O senador Sergio Moro (PL), candidato ao governo do Paraná, recebeu R$ 10,8 milhões do Partido Liberal para o financiamento de sua campanha, elevando seu total para R$ 11,05 milhões no primeiro turno, valor que se aproxima do limite legal estabelecido em R$ 11,56 milhões. Este montante, aliado a contribuições privadas e ao robusto repasse do Fundo Eleitoral ao partido — de R$ 881,6 milhões, três vezes superior ao registrado em 2022 — consolida o PL como o maior beneficiário de recursos públicos e partidários na corrida eleitoral de 2024. A pesquisa Quaest, divulgada em 24/8, demonstra ainda que Moro lidera os cenários de primeiro e segundo turnos com 37% das intenções de voto, contra 21% do deputado estadual Requião (PDT).
Contexto Eleitoral e Regulação Financeira da Campanha
A apuração realizada pela imprensa nacional apurou que o Partido Liberal injetou recursos significativos diretamente na chapa de Sergio Moro, com o repasse de R$ 10,8 milhões efetuado para a campanha governamental no Paraná. O total de gastos do ex-juiz da Lava Jato até agora soma R$ 11,05 milhões, permanecendo dentro dos limites legais previstos na Lei nº 9.504/97, que estabelece teto de R$ 11,56 milhões para candidatos a governador nas eleições proporcionais. Além dos recursos do fundo eleitoral — que totalizaram R$ 881,6 milhões para o PL neste ciclo eleitoral —, Moro recebeu doações privadas no valor de R$ 200 mil de Maurício e Jefferson Melhim Abou Rejaile, sócios-administradores da RDP Energia, empresa anteriormente condenada pelo Cade por participação em cartel no mercado de combustíveis em Joinville (SC).

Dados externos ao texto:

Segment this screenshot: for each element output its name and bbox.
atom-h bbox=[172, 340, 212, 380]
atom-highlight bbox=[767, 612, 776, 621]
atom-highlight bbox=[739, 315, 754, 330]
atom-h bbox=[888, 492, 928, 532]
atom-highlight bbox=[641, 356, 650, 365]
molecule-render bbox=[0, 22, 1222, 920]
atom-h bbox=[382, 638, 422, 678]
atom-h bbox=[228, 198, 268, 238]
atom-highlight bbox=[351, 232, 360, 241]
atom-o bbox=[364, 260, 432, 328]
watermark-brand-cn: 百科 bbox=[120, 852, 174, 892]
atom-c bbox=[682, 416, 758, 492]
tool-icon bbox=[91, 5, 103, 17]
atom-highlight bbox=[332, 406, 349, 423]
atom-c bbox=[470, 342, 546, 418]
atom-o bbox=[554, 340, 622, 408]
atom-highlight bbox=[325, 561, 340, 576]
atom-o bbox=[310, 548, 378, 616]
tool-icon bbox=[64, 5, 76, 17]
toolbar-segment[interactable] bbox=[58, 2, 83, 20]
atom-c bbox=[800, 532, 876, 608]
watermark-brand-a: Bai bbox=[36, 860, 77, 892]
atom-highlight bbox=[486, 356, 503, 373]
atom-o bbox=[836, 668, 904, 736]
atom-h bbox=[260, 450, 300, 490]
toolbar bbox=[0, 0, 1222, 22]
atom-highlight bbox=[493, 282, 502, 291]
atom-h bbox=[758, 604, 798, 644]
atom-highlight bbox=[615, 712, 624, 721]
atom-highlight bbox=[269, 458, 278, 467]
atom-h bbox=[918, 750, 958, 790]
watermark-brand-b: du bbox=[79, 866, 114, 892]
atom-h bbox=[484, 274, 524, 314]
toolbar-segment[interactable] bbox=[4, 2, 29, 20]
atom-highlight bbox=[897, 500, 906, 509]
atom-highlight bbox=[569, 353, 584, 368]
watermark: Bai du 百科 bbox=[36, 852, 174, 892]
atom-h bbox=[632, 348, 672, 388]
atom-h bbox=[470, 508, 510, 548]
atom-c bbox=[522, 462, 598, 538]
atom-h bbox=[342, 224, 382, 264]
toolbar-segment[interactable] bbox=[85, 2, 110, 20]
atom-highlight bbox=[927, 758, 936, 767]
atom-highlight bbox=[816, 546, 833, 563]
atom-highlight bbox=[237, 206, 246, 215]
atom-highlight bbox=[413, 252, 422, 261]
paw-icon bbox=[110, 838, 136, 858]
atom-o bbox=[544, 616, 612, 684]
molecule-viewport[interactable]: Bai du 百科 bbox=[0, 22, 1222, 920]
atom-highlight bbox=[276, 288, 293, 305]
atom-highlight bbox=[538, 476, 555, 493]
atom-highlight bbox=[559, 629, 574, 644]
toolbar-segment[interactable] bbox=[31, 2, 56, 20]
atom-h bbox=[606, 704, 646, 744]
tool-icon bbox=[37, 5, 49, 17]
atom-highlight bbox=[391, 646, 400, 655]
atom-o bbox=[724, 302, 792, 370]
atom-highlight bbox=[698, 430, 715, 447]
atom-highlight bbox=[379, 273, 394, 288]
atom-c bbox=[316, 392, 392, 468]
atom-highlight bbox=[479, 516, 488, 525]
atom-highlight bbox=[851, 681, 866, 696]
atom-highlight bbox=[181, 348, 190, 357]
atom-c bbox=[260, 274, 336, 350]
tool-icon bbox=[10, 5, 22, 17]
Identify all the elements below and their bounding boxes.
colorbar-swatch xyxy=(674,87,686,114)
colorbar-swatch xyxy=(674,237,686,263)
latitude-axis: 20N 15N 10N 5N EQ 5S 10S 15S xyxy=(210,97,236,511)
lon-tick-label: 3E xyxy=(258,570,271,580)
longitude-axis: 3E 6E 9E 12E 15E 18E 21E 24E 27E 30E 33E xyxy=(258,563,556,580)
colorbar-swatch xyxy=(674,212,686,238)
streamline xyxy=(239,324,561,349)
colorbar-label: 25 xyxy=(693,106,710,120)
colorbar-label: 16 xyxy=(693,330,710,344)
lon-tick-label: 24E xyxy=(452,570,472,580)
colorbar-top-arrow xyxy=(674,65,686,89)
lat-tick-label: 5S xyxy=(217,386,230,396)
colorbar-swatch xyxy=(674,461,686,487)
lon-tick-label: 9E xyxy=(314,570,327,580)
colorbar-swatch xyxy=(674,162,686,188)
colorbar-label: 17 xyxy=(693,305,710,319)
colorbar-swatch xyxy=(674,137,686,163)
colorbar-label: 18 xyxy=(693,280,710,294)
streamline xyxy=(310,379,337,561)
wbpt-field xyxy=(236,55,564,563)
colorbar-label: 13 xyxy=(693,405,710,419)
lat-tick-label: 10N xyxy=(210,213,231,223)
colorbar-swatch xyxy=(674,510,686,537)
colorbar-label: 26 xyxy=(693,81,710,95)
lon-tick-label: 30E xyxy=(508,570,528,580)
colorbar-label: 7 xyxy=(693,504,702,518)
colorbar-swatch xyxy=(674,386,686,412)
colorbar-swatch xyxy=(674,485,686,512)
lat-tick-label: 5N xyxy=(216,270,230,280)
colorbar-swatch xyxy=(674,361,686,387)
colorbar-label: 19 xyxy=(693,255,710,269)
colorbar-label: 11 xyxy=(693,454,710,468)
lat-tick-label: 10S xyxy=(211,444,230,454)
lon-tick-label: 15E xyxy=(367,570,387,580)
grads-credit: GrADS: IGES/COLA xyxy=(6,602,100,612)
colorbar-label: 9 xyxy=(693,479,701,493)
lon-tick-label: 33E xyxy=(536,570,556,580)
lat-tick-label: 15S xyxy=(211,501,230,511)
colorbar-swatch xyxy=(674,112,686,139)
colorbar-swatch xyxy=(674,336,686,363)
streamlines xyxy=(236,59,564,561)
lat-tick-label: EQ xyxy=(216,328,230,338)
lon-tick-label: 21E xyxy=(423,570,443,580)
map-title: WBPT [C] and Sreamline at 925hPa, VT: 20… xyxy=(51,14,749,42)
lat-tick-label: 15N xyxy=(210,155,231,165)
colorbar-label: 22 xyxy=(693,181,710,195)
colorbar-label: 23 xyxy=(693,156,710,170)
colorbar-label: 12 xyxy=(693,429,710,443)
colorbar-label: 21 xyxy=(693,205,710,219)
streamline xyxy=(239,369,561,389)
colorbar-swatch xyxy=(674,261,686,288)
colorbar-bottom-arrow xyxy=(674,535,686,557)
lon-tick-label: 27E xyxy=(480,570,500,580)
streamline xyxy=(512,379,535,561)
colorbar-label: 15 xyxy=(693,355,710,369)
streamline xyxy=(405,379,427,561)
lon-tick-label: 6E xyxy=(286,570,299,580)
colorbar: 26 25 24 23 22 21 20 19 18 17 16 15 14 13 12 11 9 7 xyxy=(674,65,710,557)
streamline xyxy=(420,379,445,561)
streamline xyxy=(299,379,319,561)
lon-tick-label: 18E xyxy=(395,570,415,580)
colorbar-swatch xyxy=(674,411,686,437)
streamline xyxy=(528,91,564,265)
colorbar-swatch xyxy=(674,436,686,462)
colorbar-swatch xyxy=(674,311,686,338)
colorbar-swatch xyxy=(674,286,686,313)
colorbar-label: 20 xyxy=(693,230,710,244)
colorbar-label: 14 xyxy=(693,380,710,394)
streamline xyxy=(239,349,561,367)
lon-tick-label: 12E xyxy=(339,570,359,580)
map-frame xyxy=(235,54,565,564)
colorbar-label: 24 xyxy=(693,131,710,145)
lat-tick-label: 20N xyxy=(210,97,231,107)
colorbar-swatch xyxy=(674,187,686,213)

Antecedentes e justificativas revelam que o PL tem historicamente priorizado investimentos em campanhas estaduais e federais com amplo uso do Fundo Eleitoral, estratégia que tem sido utilizada para fortalecer a viabilidade econômica de candidatos com alto potencial eleitoral. A decisão de alocar recursos diretos à chapa de Moro reflete uma aposta institucional em sua trajetória política após a saída da magistratura e a assumida filiação partidária. O cenário atual evidencia um equilíbrio entre a necessidade de financiamento robusto para mídia e logística de campanha e o respeito aos limites legais estabelecidos pelo Tribunal Superior Eleitoral (TSE), embora a proximidade do valor gasto com o teto legal tenha gerado atenção técnica por parte dos órgãos reguladores.
Moro lidera as pesquisas para governador do Paraná com 37% das intenções de voto no primeiro turno.
Repercussão Política e Desafios Jurídicos em Curso
A Justiça Eleitoral mantém vigilância rigorosa quanto à origem dos recursos e à observância dos limites de gastos, mas até o momento não houve registro formal de irregularidade em relação ao repasse feito pelo Partido Liberal a Moro. A bancada do PL no Senado — historicamente alinhada com interesses empresariais e financeiros poderosos — reforça a estratégia de direcionar verbas massivas para candidatos com maior capacidade de retorno político, consolidando o partido como principal receptor de recursos públicos nestas eleições. O episódio da declaração da desembargadora que se colocou como suspeita na apreciação da candidatura de Moro adiciona uma camada institucional à tensão política, ainda que sem efeito imediato sobre o andamento da campanha ou a validade dos recursos.